‘A Pantera Cor-de-Rosa’ estreia na TV Cultura de São Paulo

O clássico da animação A Pantera Cor-de-Rosa estreou na grade de programação da TV Cultura de São Paulo, emissora pública mantida pelo governo do estado.

As exibições acontecem de segunda à sexta, às 19h45. Aos sábados, às 19h40. O programa está sendo exibido na íntegra, ou seja, com abertura e episódios de O Inspetor e A Formiga e o Tamanduá.

A TV Cultura está presente em 89% do território nacional, via satélite, TV por assinatura e retransmissora VHF e UHF.

Veja o vídeo promocional foi, postado no site da emissora. Veja abaixo:

A Pantera surgiu na abertura do filme do diretor Blake Edwards – “A Pantera Cor-de-Rosa” (1964), com Peter Sellers. O título do filme se refere a uma joia e, para os créditos de abertura, foi criado um desenho animado pela dupla Friz Freleng e David DePatie, protagonizado por uma pantera de cor rosa como uma ilustração metafórica do diamante, roubado na trama.

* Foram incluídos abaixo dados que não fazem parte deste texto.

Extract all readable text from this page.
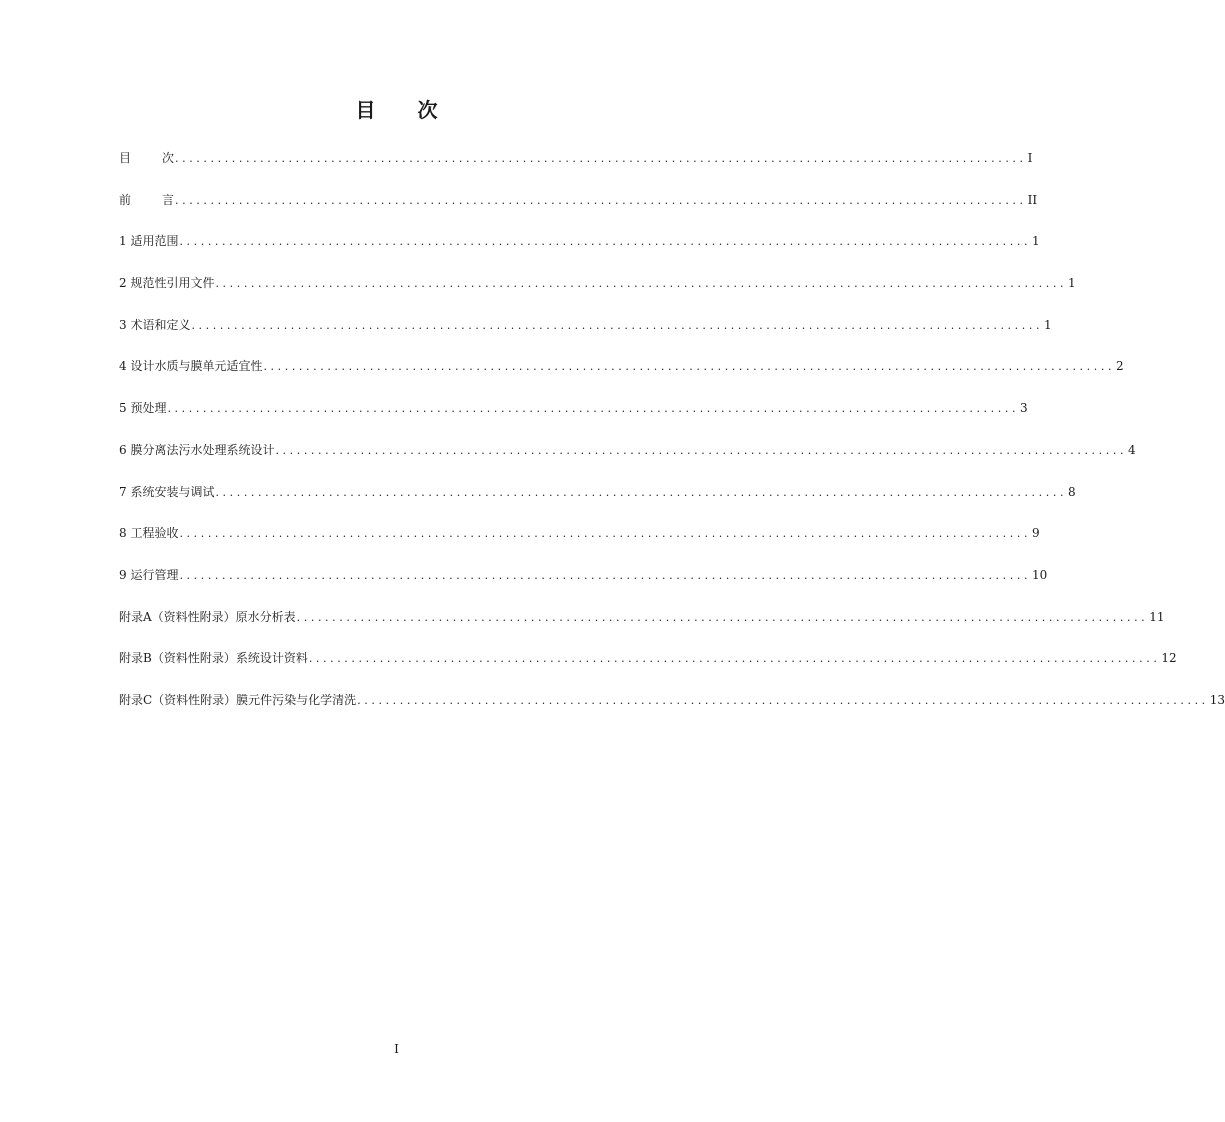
目 次
目	次 ........................................................................................................................ I
前	言 ........................................................................................................................ II
1 适用范围 ........................................................................................................................ 1
2 规范性引用文件 ........................................................................................................................ 1
3 术语和定义 ........................................................................................................................ 1
4 设计水质与膜单元适宜性 ........................................................................................................................ 2
5 预处理 ........................................................................................................................ 3
6 膜分离法污水处理系统设计 ........................................................................................................................ 4
7 系统安装与调试 ........................................................................................................................ 8
8 工程验收 ........................................................................................................................ 9
9 运行管理 ........................................................................................................................ 10
附录A（资料性附录）原水分析表 ........................................................................................................................ 11
附录B（资料性附录）系统设计资料 ........................................................................................................................ 12
附录C（资料性附录）膜元件污染与化学清洗 ........................................................................................................................ 13
I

pantera-cor-de-rosa-tv-culturaO sucesso dessa abertura (juntamente com o filme), fez com que a Pantera se transformasse num personagem autônomo no universo da animação, com a estreia acontecendo oito meses depois.

A particularidade é que a Pantera Cor-de-Rosa não fala e expressa-se com os outros personagens coadjuvantes apenas por pantomima, ou seja, arte ou ato de expressão por meio de gestos ou mímica. Porém, contraditoriamente, houveram alguns poucos episódios da série clássica em que a Pantera chegou a falar.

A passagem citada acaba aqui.